My Favorite Room as a Child-Dan Hyde

March 28, 2020

Stories of our youth from Dan Hyde

 

One of my questions to stimulate memories was “What was your favorite room in your house?” My favorite room in the old farmhouse where I grew up on Harris Road in LeRoy, NY was the kitchen. There are many reasons why besides it was the place where we ate almost all our meals.

 

First, the entrance to our house was through a back door in the kitchen. When people visited us, they entered the kitchen and usually pulled up a chair from the kitchen table and stayed in the kitchen.

 

Second, for a small kid, the old linoleum kitchen floor was great for rolling soup cans, toy cars and trucks because of the floor’s slant.

 

But the main reason the kitchen was my favorite room was our cast iron pot-bellied stove (similar to the one shown above).
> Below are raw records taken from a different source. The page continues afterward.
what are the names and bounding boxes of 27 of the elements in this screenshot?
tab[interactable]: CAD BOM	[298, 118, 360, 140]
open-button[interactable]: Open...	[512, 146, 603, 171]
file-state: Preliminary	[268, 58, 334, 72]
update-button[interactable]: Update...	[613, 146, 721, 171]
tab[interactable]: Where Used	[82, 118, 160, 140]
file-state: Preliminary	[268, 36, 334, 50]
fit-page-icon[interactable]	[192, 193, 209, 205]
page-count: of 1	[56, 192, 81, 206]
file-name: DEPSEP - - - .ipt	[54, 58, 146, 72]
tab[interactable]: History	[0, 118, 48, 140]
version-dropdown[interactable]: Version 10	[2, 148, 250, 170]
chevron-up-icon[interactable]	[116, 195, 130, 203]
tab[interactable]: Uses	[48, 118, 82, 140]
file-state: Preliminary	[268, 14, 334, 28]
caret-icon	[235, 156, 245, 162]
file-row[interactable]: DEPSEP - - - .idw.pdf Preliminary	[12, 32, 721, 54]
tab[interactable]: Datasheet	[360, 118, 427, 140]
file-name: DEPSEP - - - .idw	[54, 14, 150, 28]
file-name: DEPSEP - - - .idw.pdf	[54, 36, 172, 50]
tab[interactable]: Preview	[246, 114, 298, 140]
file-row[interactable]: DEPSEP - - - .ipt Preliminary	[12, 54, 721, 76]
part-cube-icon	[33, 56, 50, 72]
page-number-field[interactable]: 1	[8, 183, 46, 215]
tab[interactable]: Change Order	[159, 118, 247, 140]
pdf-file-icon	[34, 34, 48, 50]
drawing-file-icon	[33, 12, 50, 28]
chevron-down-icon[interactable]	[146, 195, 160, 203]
In our old farmhouse, we had only two sources of heat–a floor oil burning stove in the living room and the pot-bellied stove in the kitchen. We burned wood and coal in the stove and it filled the kitchen with wonderful warmth. Especially in the colder months, the whole family and visitors tended to congregate around the pot-bellied stove in the kitchen.

 

Since our old farmhouse had no indoor plumbing, it was a challenge to take a bath or shower. Mom’s solution was to heat water in a large tea kettle on the stove and pour the water into a large galvanized wash tub that was placed near the pot-bellied stove. If you were a small kid, you could sit in the two-foot by two-foot square wash tub but when you were a little older you had to stand in the water and bath. And since family and visitors tended to congregate around the kitchen table, you bathed in full view of an audience. Very embarrassing for a fully nude child!

 

In the dead of winter when we shoveled coal in the stove, the cast iron sides would glow red in places due to the fierce fire inside. I worried that the heat would melt a hole and spill out onto the floor. But Dad reassured me that wouldn’t have happened because the stove was designed to take the heat.

 

Since the stove was near the outside backdoor, it was our trusted friend. Whenever we entered from the cold snowy outside, it was there waiting for us. We could immediately warm ourselves and hang our wet gloves to dry on the clothes rack in back of the stove.

 

And our pot-bellied stove was a source of entertainment. The round stove had a half-inch lip around it about half way up (see image above). The lip was wide enough to place an unpopped kernel of popcorn. Being careful of the hot stove and using tweezers, we would place popcorn kernels on the lip. After about ten seconds, a kernel popped and we would try to catch it as it flew around the room. After I caught one, I would wait a few seconds to let it cool then pop it in my mouth!

 

Because of my friend the pot-bellied stove, the kitchen was my favorite room.